Note: this documentation is a work in progress, so we highly recommend you join the conversation on our Discord!

Intro to retrieval-augmented generation

What is RAG?

One of the biggest limitations of large language models (LLMs) and the applications built on top of them (like ChatGPT) is that they don’t know anything about you or your company. To give them access to that information, there are two options: 1) fine tuning, and 2) retrieval. For most use cases, retrieval works better.

When trying to customize an LLM application to private data, many people jump to fine tuning. This is usually not the best solution to the problem. Fine tuning is great for tuning the style and behavior of an LLM’s responses, but it isn’t very good for injecting new knowledge into the system. For injecting new knowledge into the system, retrieval is a much more effective solution.

The process of combining a knowledge retrieval system with an LLM is called retrieval-augmented generation (RAG). Conceptually, it’s a pretty simple process. When the user sends a message, you first run a search for relevant information. Then you include that information in the prompt you send to the LLM, thereby giving the LLM access to that information.

Superpowered AI is a platform for building retrieval-augmented language model applications. We offer a simple end-to-end API that includes everything you need to build production-ready LLM applications that are connected to the data they need.

Benefits of RAG

The most obvious benefit of RAG is that it lets you give an LLM access to proprietary data. For example, if you’re building a customer service bot you can use RAG to give an LLM access to your company’s customer service manual and product documentation.

An additional benefit of RAG is that it can be used to give LLMs access to up to date data. Most LLMs, like ChatGPT and GPT-4, were trained on datasets that only go up to 2021. That means these models are completely unaware of anything that has happened in the world over the last two years. Some newer models have training data cutoffs in 2023, but that still leaves them many months out of date.

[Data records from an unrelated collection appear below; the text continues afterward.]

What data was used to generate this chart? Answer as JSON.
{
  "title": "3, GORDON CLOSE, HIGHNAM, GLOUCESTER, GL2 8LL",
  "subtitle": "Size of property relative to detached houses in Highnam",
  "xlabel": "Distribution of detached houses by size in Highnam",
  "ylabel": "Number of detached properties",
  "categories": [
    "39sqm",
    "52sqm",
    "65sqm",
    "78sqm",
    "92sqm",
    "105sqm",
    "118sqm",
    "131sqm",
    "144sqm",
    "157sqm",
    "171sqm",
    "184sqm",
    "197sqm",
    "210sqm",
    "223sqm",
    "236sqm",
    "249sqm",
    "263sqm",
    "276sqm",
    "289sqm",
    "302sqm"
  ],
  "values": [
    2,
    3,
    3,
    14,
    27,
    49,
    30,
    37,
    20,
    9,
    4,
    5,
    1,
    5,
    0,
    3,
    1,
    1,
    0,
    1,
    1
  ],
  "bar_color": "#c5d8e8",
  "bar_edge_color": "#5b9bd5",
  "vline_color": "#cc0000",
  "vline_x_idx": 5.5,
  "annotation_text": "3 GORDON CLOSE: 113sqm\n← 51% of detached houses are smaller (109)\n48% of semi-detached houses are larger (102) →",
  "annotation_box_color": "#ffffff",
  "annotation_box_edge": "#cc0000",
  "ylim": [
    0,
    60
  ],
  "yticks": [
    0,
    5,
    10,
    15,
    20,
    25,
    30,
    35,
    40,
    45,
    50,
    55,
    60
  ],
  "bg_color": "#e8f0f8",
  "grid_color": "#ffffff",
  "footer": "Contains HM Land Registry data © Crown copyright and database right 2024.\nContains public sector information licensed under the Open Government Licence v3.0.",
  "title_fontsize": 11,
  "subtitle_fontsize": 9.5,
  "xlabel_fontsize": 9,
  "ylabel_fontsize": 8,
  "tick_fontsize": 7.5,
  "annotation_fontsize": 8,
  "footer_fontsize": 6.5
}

With RAG, the source documents used in generating each answer can be logged and displayed to the user. That way the user doesn’t have to take the AI’s word for anything, and can verify information themselves. Clickable citations are one of the biggest benefits of RAG, and Superpowered offers this functionality natively.

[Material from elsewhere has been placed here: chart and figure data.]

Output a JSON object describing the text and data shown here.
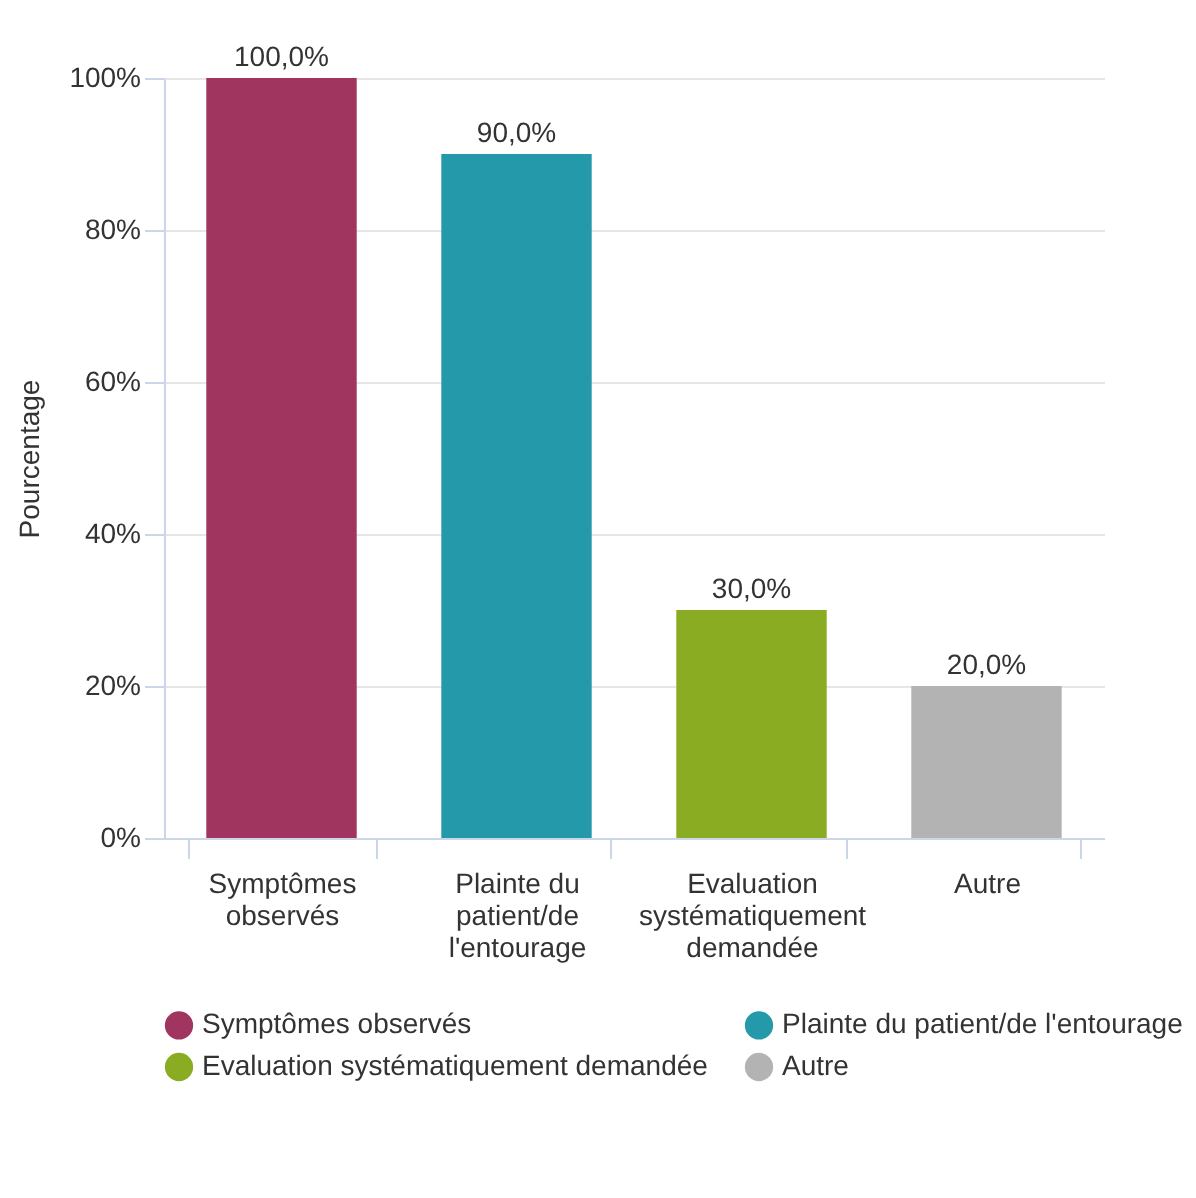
{
  "chart_data": {
    "type": "bar",
    "ylabel": "Pourcentage",
    "stacked": true,
    "categories": [
      "Symptômes observés",
      "Plainte du patient/de l'entourage",
      "Evaluation systématiquement demandée",
      "Autre"
    ],
    "series": [
      {
        "name": "Symptômes observés",
        "color": "#a0365f",
        "values": [
          100,
          null,
          null,
          null
        ],
        "value_labels": [
          "100,0%",
          null,
          null,
          null
        ]
      },
      {
        "name": "Plainte du patient/de l'entourage",
        "color": "#2399aa",
        "values": [
          null,
          90,
          null,
          null
        ],
        "value_labels": [
          null,
          "90,0%",
          null,
          null
        ]
      },
      {
        "name": "Evaluation systématiquement demandée",
        "color": "#8aac22",
        "values": [
          null,
          null,
          30,
          null
        ],
        "value_labels": [
          null,
          null,
          "30,0%",
          null
        ]
      },
      {
        "name": "Autre",
        "color": "#b3b3b3",
        "values": [
          null,
          null,
          null,
          20
        ],
        "value_labels": [
          null,
          null,
          null,
          "20,0%"
        ]
      }
    ],
    "ylim": [
      0,
      100
    ],
    "yticks": [
      {
        "value": 0,
        "label": "0%"
      },
      {
        "value": 20,
        "label": "20%"
      },
      {
        "value": 40,
        "label": "40%"
      },
      {
        "value": 60,
        "label": "60%"
      },
      {
        "value": 80,
        "label": "80%"
      },
      {
        "value": 100,
        "label": "100%"
      }
    ],
    "grid": "y",
    "legend": "bottom"
  }
}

By putting factual information directly into the prompt, we can also dramatically reduce the likelihood of hallucinations, one of LLMs’ greatest weaknesses.

Retrieval pipeline

Building production-quality knowledge retrieval systems is challenging, because there are a large number of steps in the process.

Data ingestion

The first step is to pull in your data and get it in the proper format. This usually means taking a file, like a PDF, and extracting the raw text from it. It could also involve converting an audio file to text using a speech-to-text AI model. Once you have the raw text from your file, the next step is to break the text into small chunks of roughly 1-2 paragraphs each. This step is known as text splitting.

Embeddings

Once you have your text split up into chunks, the next step is to create embeddings. Embeddings are vectors that represent the meaning of a piece of text. This is what we’ll use to do the search step later on.

Vector databases

Once you have your embeddings, you need somewhere to store them. This is where vector databases come in. These are specialized databases that are designed to enable efficient search based on vector similarity.